Comites, un ente di volontariato al servizio dei cittadini in UK

Con le elezioni dello scorso dicembre e l’inizio del 2022, il Comitato degli Italiani all’Estero (Comites) di Londra ha cambiato volto, dando il benvenuto ai suoi nuovi consiglieri. Fra questi ultimi c’è anche il suo presidente Alessandro Gaglione, che ci racconta la funzione, il ruolo e l’operato del Comites di Londra.

Partirei dal nome Comites: Comitato degli Italiani all’Estero, la legge prevede che in ogni giurisdizione consolare con oltre 3.000 italiani residenti ne sia costituito uno. È l’unico organismo ufficiale ed elettivo di rappresentanza della comunità italiana. ‘Ufficiale’ perché è regolato dalla legge e fa parte degli organi dello Stato sul territorio, ed elettivo perché i membri del comitato (che, per quanto riguarda Londra, sono 18) vengono eletti attraverso elezioni vere e proprie, nelle quali le comunità italiane delle varie giurisdizioni consolari possono votare i propri rappresentanti.”
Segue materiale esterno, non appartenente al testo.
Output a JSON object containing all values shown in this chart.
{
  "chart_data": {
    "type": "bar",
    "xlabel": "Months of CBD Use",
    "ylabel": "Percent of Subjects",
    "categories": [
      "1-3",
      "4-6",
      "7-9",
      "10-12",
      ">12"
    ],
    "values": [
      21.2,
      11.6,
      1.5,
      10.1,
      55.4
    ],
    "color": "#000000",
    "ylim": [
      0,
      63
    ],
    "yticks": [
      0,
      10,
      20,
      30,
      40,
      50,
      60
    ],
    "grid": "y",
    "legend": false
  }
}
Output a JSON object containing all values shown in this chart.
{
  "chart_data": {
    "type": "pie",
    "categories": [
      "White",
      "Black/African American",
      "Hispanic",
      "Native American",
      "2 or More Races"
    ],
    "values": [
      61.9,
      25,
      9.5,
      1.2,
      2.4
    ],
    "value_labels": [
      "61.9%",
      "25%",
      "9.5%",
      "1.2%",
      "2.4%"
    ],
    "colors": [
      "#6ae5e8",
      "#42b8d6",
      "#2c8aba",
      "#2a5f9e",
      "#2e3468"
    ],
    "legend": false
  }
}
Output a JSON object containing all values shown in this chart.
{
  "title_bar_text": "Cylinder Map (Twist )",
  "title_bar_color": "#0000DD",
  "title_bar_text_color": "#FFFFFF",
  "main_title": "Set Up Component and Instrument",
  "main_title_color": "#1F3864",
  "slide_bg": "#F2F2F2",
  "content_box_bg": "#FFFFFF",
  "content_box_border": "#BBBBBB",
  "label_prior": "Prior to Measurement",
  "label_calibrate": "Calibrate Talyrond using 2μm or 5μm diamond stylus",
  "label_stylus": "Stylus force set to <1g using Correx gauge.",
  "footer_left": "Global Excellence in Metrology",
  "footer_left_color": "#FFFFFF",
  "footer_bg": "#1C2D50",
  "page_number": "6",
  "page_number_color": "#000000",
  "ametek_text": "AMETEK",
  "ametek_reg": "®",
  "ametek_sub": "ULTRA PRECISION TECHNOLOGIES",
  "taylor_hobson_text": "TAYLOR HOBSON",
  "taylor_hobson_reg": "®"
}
Attenzione però a parlare di elezioni, rischiando di scivolare in un discorso che lega la funzione del Comites a quello di un sistema politico, piuttosto che vedere il suo lavoro come un’attività di volontariato e servizio alla comunità.

Si parla di votare, ma è importante ricordare che il Comites non è un organismo politico, o meglio è politico in quanto si occupa delle problematiche della comunità, ma non è un organismo partitico o politico nel senso colloquiale del termine. Soprattutto, i membri del Comites non sono politici ma volontari che mettono il proprio tempo a disposizione della comunità italiana gratuitamente.”

 

Il nuovo presidente del Comites di Londra si racconta

I consiglieri del Comites, racconta Gaglione, sono volontari, che svolgono regolarmente altri lavori e dedicano parte del proprio tempo libero alle attività del Comitato. Lo stesso, chiaramente, vale per il presidente. Alessandro Gaglione è infatti un solicitor e notaio a Londra, partner dello studio legale Slig Law LLP.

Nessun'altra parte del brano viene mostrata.